Make sure you’re well shod before you step on the mountain
Trekking shoes are an essential investment for Himalayan treks. Your city sneakers may offer arch support and cushioning against shock but they are inappropriate for the variety of terrain you will encounter on a Himalayan trail, says Yana Bey.health and fitness Updated: Oct 28, 2009 13:03 IST
How much do trekking shoes cost? What kind of shoes will I need for a trek to the lower Himalaya?
The best shoes for Himalayan treks are imported (Hi-Tech, Millet, Lafuma, Lytos) and cost from Rs 3,500 to Rs 12,000.

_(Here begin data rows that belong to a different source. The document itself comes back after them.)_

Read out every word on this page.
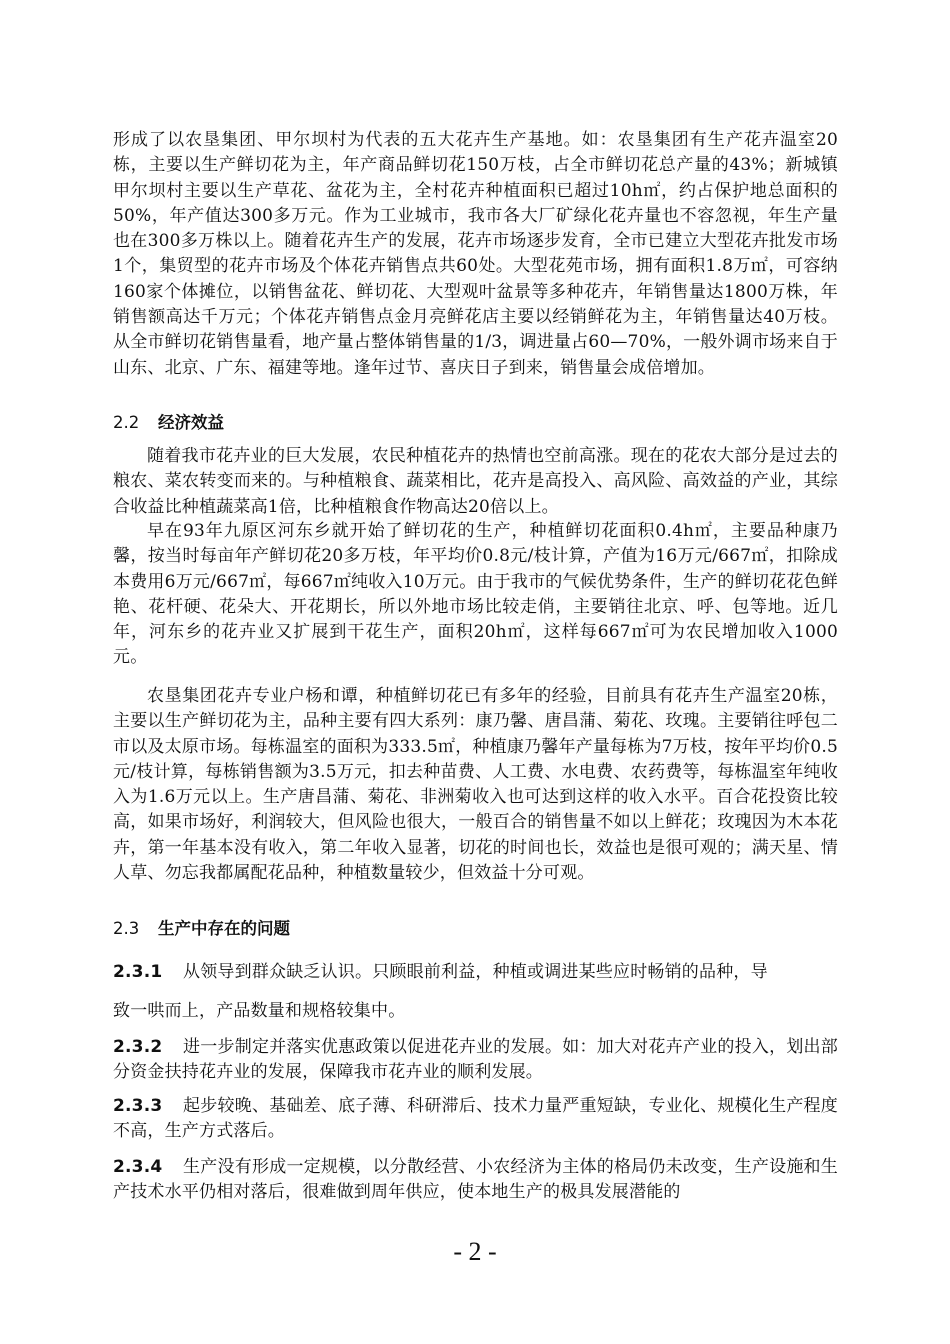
形成了以农垦集团、甲尔坝村为代表的五大花卉生产基地。如：农垦集团有生产花卉温室20栋，主要以生产鲜切花为主，年产商品鲜切花150万枝，占全市鲜切花总产量的43%；新城镇甲尔坝村主要以生产草花、盆花为主，全村花卉种植面积已超过10h㎡，约占保护地总面积的50%，年产值达300多万元。作为工业城市，我市各大厂矿绿化花卉量也不容忽视，年生产量也在300多万株以上。随着花卉生产的发展，花卉市场逐步发育，全市已建立大型花卉批发市场1个，集贸型的花卉市场及个体花卉销售点共60处。大型花苑市场，拥有面积1.8万㎡，可容纳160家个体摊位，以销售盆花、鲜切花、大型观叶盆景等多种花卉，年销售量达1800万株，年销售额高达千万元；个体花卉销售点金月亮鲜花店主要以经销鲜花为主，年销售量达40万枝。从全市鲜切花销售量看，地产量占整体销售量的1/3，调进量占60—70%，一般外调市场来自于山东、北京、广东、福建等地。逢年过节、喜庆日子到来，销售量会成倍增加。

2.2 经济效益

随着我市花卉业的巨大发展，农民种植花卉的热情也空前高涨。现在的花农大部分是过去的粮农、菜农转变而来的。与种植粮食、蔬菜相比，花卉是高投入、高风险、高效益的产业，其综合收益比种植蔬菜高1倍，比种植粮食作物高达20倍以上。

早在93年九原区河东乡就开始了鲜切花的生产，种植鲜切花面积0.4h㎡，主要品种康乃馨，按当时每亩年产鲜切花20多万枝，年平均价0.8元/枝计算，产值为16万元/667㎡，扣除成本费用6万元/667㎡，每667㎡纯收入10万元。由于我市的气候优势条件，生产的鲜切花花色鲜艳、花杆硬、花朵大、开花期长，所以外地市场比较走俏，主要销往北京、呼、包等地。近几年，河东乡的花卉业又扩展到干花生产，面积20h㎡，这样每667㎡可为农民增加收入1000元。

农垦集团花卉专业户杨和谭，种植鲜切花已有多年的经验，目前具有花卉生产温室20栋，主要以生产鲜切花为主，品种主要有四大系列：康乃馨、唐昌蒲、菊花、玫瑰。主要销往呼包二市以及太原市场。每栋温室的面积为333.5㎡，种植康乃馨年产量每栋为7万枝，按年平均价0.5元/枝计算，每栋销售额为3.5万元，扣去种苗费、人工费、水电费、农药费等，每栋温室年纯收入为1.6万元以上。生产唐昌蒲、菊花、非洲菊收入也可达到这样的收入水平。百合花投资比较高，如果市场好，利润较大，但风险也很大，一般百合的销售量不如以上鲜花；玫瑰因为木本花卉，第一年基本没有收入，第二年收入显著，切花的时间也长，效益也是很可观的；满天星、情人草、勿忘我都属配花品种，种植数量较少，但效益十分可观。

2.3 生产中存在的问题
2.3.1 从领导到群众缺乏认识。只顾眼前利益，种植或调进某些应时畅销的品种，导
致一哄而上，产品数量和规格较集中。
2.3.2 进一步制定并落实优惠政策以促进花卉业的发展。如：加大对花卉产业的投入，划出部分资金扶持花卉业的发展，保障我市花卉业的顺利发展。
2.3.3 起步较晚、基础差、底子薄、科研滞后、技术力量严重短缺，专业化、规模化生产程度不高，生产方式落后。
2.3.4 生产没有形成一定规模，以分散经营、小农经济为主体的格局仍未改变，生产设施和生产技术水平仍相对落后，很难做到周年供应，使本地生产的极具发展潜能的
- 2 -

They are available in adventure gear shops, which were once rare but are now easy to find in most cities. Lower-priced shoes are available in Manali, Leh and Darjeeling. I have also scouted for good shoes in foreign-goods markets across the north, from Kargil to Thimphu. (Here’s a tip. Buy ‘Made in China’ shoes and avoid those made in Thailand). For still cheaper shoes, check out Woodland, Adidas and Action.
Though they’re expensive, trekking shoes are an essential investment for Himalayan treks. Your city sneakers may offer arch support and cushioning against shock but they are inappropriate for the variety of terrain you will encounter on a Himalayan trail. You need shoes with ribbed soles that will not slip on wet boulders, rocky slopes, snow and stones covered with verglas or a thin layer of water ice.

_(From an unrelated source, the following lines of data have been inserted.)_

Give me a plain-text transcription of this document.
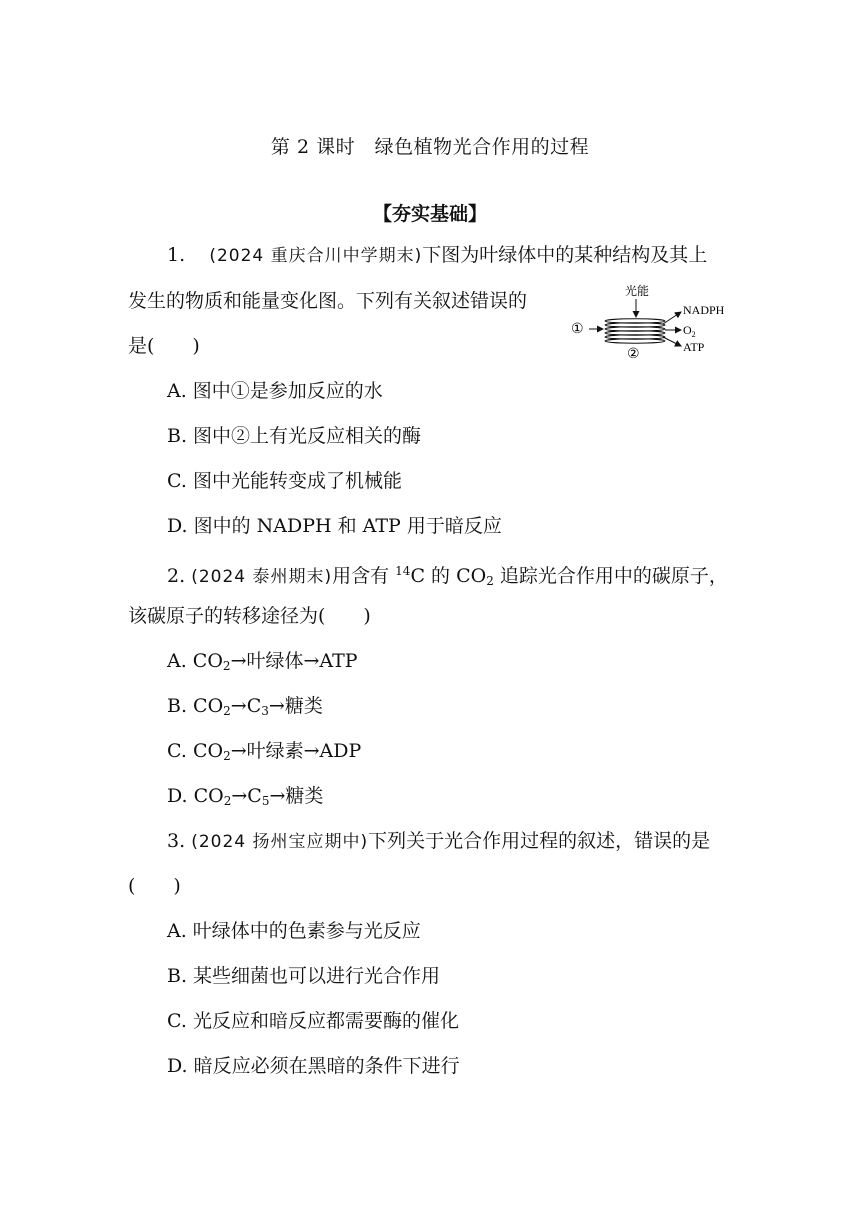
第 2 课时　绿色植物光合作用的过程
【夯实基础】
1. (2024 重庆合川中学期末)下图为叶绿体中的某种结构及其上
发生的物质和能量变化图。下列有关叙述错误的
是(　　)
光能
①
②
NADPH
$O_2$
ATP
A. 图中①是参加反应的水
B. 图中②上有光反应相关的酶
C. 图中光能转变成了机械能
D. 图中的 NADPH 和 ATP 用于暗反应
2. (2024 泰州期末)用含有 $^{14}$C 的 $CO_2$ 追踪光合作用中的碳原子，
该碳原子的转移途径为(　　)
A. $CO_2\to$叶绿体→ATP
B. $CO_2\to C_3\to$糖类
C. $CO_2\to$叶绿素→ADP
D. $CO_2\to C_5\to$糖类
3. (2024 扬州宝应期中)下列关于光合作用过程的叙述，错误的是
(　　)
A. 叶绿体中的色素参与光反应
B. 某些细菌也可以进行光合作用
C. 光反应和暗反应都需要酶的催化
D. 暗反应必须在黑暗的条件下进行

Sneakers have soft uppers while trekking shoes have soft yet stiff uppers. Opt for a hard rubber sole. This protects the foot completely and makes walking, jumping and scrambling less punishing on your joints.
Always choose a boot style. It encases your ankle and provides it support, preventing wrenching and twisting. Trekking footwear is waterproofed and you can cross small streams without getting any water in your shoe.
Buy your shoes in the latter half of the day, as your feet are larger then. The right foot is bigger in women and the left foot in men. Ensure that your bigger foot is comfortable. Try on the shoes with thin as well as thick, woollen socks.
Make sure there is enough space for your toes, because you will need to wiggle them to keep the blood circulating under very cold circumstances. But beware of too much space: your toes will hit the front of the shoe when walking downhill. This causes blisters. Wear thick woollen socks to fill this space. Do this on the downhill sections of the actual trek.
Before the trek, break in your shoes. Wear them every alternate day in the city. Walk at least 5 km in them to find out if there are problem areas, which can cause rubbing or pinching.